President Biden announced on Monday his proposal for a new path to student loan forgiveness.

The proposal was developed through a still-ongoing negotiated rulemaking process, which the Biden administration began after the Supreme Court struck down Biden’s original large-scale forgiveness program last summer. While markedly different from Biden’s first initiative, this new plan would deliver relief for millions of borrowers — provided it survives any potential legal opposition. 

Inside the new plan

While Biden’s original plan for forgiveness was aimed at widespread impact, the new plan is intended to provide relief for specific groups that have been especially disenfranchised by the flawed federal student loan system. Black and Latino borrowers make up a significant portion of those groups, an intersection that the White House says is an opportunity to “help address the disproportionate debt burden on communities of color and advance racial equity.”

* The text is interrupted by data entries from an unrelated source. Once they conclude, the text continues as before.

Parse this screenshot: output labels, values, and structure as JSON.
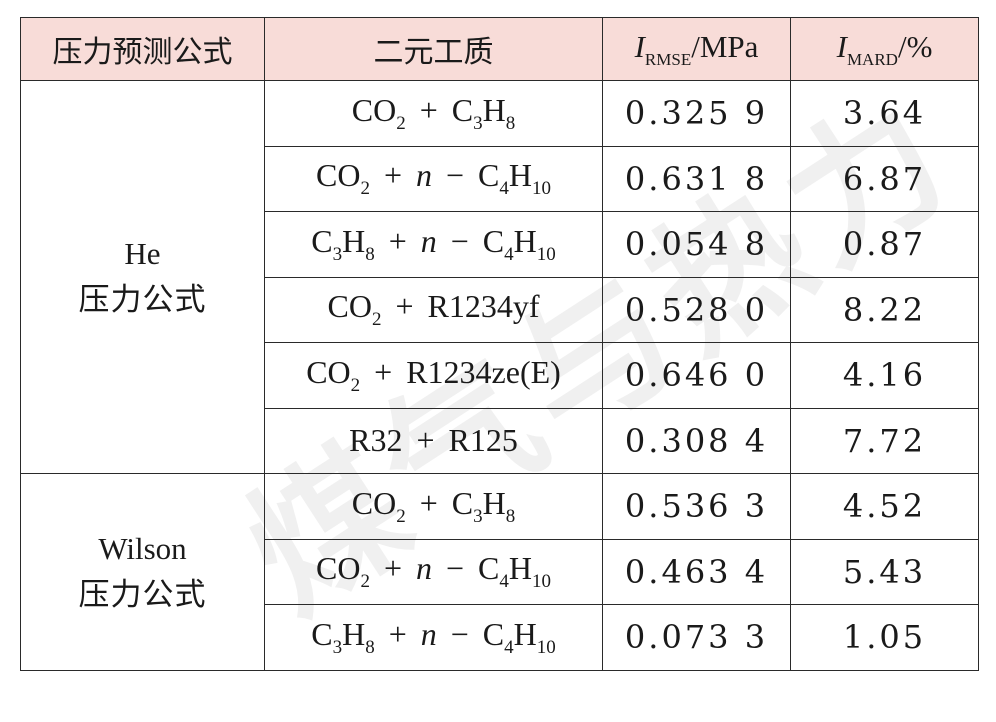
{
  "watermark": "煤气与热力",
  "table": {
    "headers": {
      "formula": "压力预测公式",
      "working_fluid": "二元工质",
      "rmse_symbol": "I",
      "rmse_sub": "RMSE",
      "rmse_unit": "/MPa",
      "mard_symbol": "I",
      "mard_sub": "MARD",
      "mard_unit": "/%"
    },
    "groups": [
      {
        "name_line1": "He",
        "name_line2": "压力公式",
        "rows": [
          {
            "fluid": "CO2 + C3H8",
            "rmse": "0.325 9",
            "mard": "3.64"
          },
          {
            "fluid": "CO2 + n − C4H10",
            "rmse": "0.631 8",
            "mard": "6.87"
          },
          {
            "fluid": "C3H8 + n − C4H10",
            "rmse": "0.054 8",
            "mard": "0.87"
          },
          {
            "fluid": "CO2 + R1234yf",
            "rmse": "0.528 0",
            "mard": "8.22"
          },
          {
            "fluid": "CO2 + R1234ze(E)",
            "rmse": "0.646 0",
            "mard": "4.16"
          },
          {
            "fluid": "R32 + R125",
            "rmse": "0.308 4",
            "mard": "7.72"
          }
        ]
      },
      {
        "name_line1": "Wilson",
        "name_line2": "压力公式",
        "rows": [
          {
            "fluid": "CO2 + C3H8",
            "rmse": "0.536 3",
            "mard": "4.52"
          },
          {
            "fluid": "CO2 + n − C4H10",
            "rmse": "0.463 4",
            "mard": "5.43"
          },
          {
            "fluid": "C3H8 + n − C4H10",
            "rmse": "0.073 3",
            "mard": "1.05"
          }
        ]
      }
    ]
  },
  "colors": {
    "header_bg": "#f8dcd8",
    "border": "#2a2a2a",
    "text": "#1a1a1a"
  }
}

If finalized as proposed, these populations will benefit from the new plan:

  • Borrowers who currently owe more now than they did when they first began repayment. Borrowers whose federal student debt balance has grown due to so-called “runaway” interest will be eligible to have up to $20,000 of that interest forgiven, regardless of their income. Borrowers may be eligible to have all unpaid interest forgiven if they’re enrolled in an income-driven repayment plan (including the SAVE Plan) and earn less than $120,000 (or $240,000 for married borrowers). 
  • Borrowers who already qualify for forgiveness, but haven’t yet applied. The plan proposes allowing the Department of Education (ED) to identify borrowers who meet the eligibility criteria for forgiveness through an existing federal program — such as Public Service Loan Forgiveness (PSLF) or the Saving on A Valuable Education (SAVE) Plan — but have not yet successfully applied. Forgiveness would be granted to these borrowers automatically, without requiring them to apply for any relief program. 
  • Borrowers who have been in repayment for over two decades. Forgiveness would be granted to borrowers with only undergraduate loans who have been in repayment for 20 or more years, and to borrowers with graduate loans who have been in repayment for 25 or more years. 
  • Borrowers who enrolled in low-financial-value programs. The Biden administration wants to cancel federal student loans taken out to fund enrollment in certain programs that failed to provide sufficient financial value, thus leaving these borrowers in debt and unable to reap the promised benefits of their education.
  • Borrowers experiencing financial hardship.  Under the new proposal, borrowers experiencing a hardship that prevents them from being able to make loan payments could be eligible for forgiveness. While it’s not yet clear what would qualify as a hardship or how eligibility would be determined, a White House press release suggests that eligible borrowers could include those who are at higher risk of loan default and those who are burdened by expenses such as medical debt or child care. 

What comes next

If the initiative is executed as proposed, 25 million borrowers could see all or some of their interest balances forgiven, four million borrowers could see their federal student debt balance canceled in full, and more than 10 million borrowers could receive at least $5,000 in debt relief.

But before that can happen, the proposal must first clear the remainder of the negotiated rulemaking process — starting with a public comment period. After reviewing insights collected in that period, ED will publish a final version of the plan, a milestone that the Biden administration says will be reached “over the coming months.” Then, the White House says it hopes to start administering forgiveness this fall. That timeline is still subject to change, especially if the proposal is met with legal opposition, as was the case with Biden’s original forgiveness plan.

No matter how long it takes, the finalization of the forgiveness plan is sure to be eagerly awaited by borrowers — and there are other initiatives that can offer support and relief in the meantime:

  • Improvements to PSLF. ED last week announced that it will soon transition PSLF away from MOHELA, the servicer currently contracted to administer PSLF, and instead manage the program through its StudentAid.gov website. This change comes after criticism of MOHELA’s practices, and promises to deliver a streamlined application and tracking experience for borrowers. To allow ED to complete the transition, processing of PSLF form submissions will be paused beginning May 1 through July. During this time, borrowers won’t be able to access their PSLF history on MOHELA’s website, but are advised to continue making required monthly payments.
  • The next phase of SAVE. Many borrowers enrolled in the SAVE Plan will soon see their monthly payments drop. Starting in July, monthly payments for undergraduate loans will drop to just 5% of a borrower’s discretionary income, or 10% of discretionary income for graduate loans; if a borrower has both undergraduate and graduate loans, their monthly payment amount will be a weighted average between 5 and 10% of their income, based on their original loan balance. This key benefit is in addition to the plan’s other borrower-friendly terms, which include a full interest subsidy and a potentially shorter forgiveness timeline.